Habituellement, ces joueurs prêts à payer ne représentent qu’une infime partie des utilisateurs : moins de 1% des joueurs, selon une étude de l’entreprise Swrve. Mais Pikachu et les autres Pokémons semblent inciter bien plus de joueurs à passer à la caisse : 39,3% des utilisateurs ayant effectué un achat dans Pokémon Go n’avaient jamais dépensé le moindre euro pour un jeu mobile jusqu’à présent, d’après une étude publiée mi-juillet par l’entreprise Sensor Tower. En deux semaines, l’éditeur a ainsi gagné 35 millions de dollars, soit 31,7 millions d’euros.
…mais aussi et surtout par les marques. Malgré ces revenus d’un niveau inédit, les éditeurs du jeu vidéo espèrent des retombées économiques encore plus importantes et, cette fois-ci, ce ne sont pas les joueurs qui sont visés mais les entreprises et les marques.

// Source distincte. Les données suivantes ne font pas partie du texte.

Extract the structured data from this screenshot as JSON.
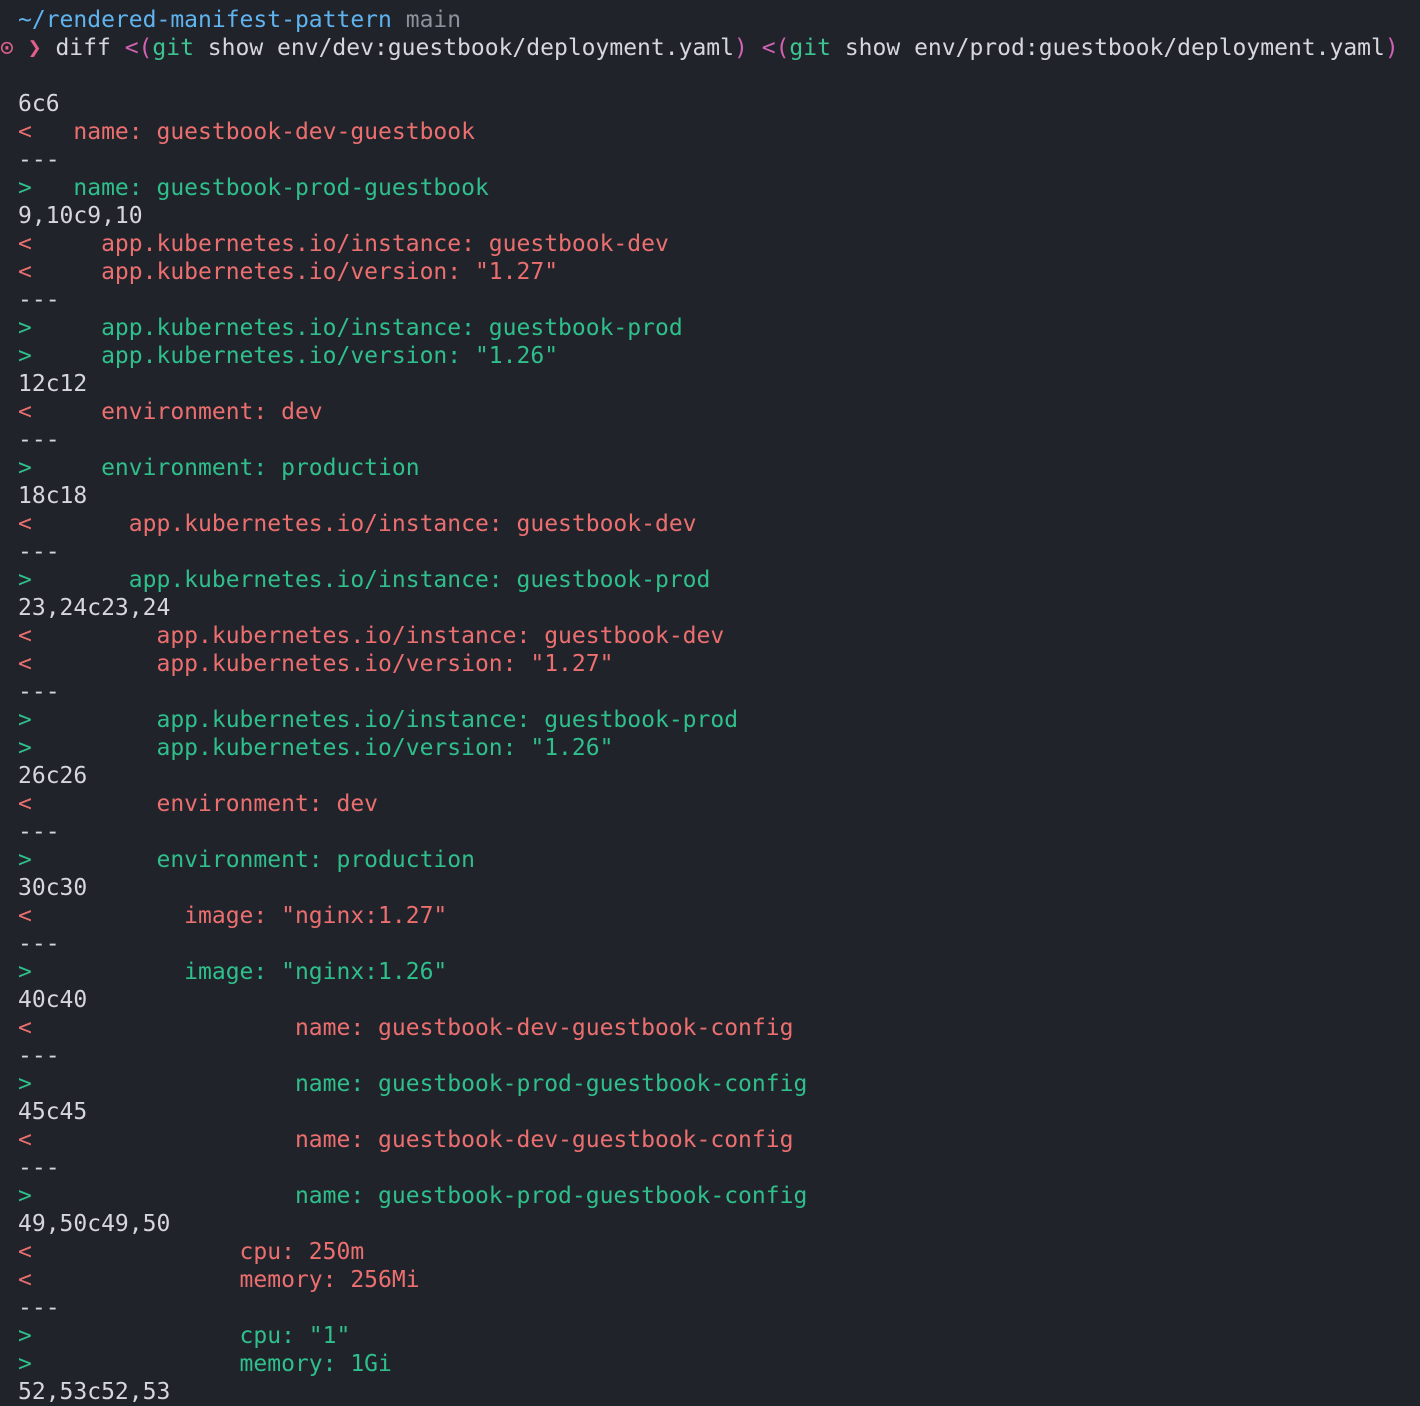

Jouer à Pokémon Go suppose en effet de se balader dans la vraie vie dans l’espoir de croiser un Pokémon virtuel via son smartphone. Les joueurs s’aventurent donc là où le jeu les incite à aller, c’est-à-dire dans des Pokestop (des lieux où récupérer des Pokémons, des œufs, des Pokeball ou des bonus) et des arènes (où s’organisent les combats de Pokémon).
Or, si la plupart de ces zones stratégiques sont situées dans des lieux très fréquentés (gares, parcs et places publiques, musées, berges, etc.), certaines sont localisées dans… des magasins, des restaurants et des centres commerciaux. Ces derniers peuvent donc espérer voir affluer les joueurs dans les environs, si bien que Pokémon Go est non seulement un jeu mais aussi un outil de marketing au service des entreprises pour attirer le client. Et cette fois-ci, les enjeux financiers sont bien plus importants.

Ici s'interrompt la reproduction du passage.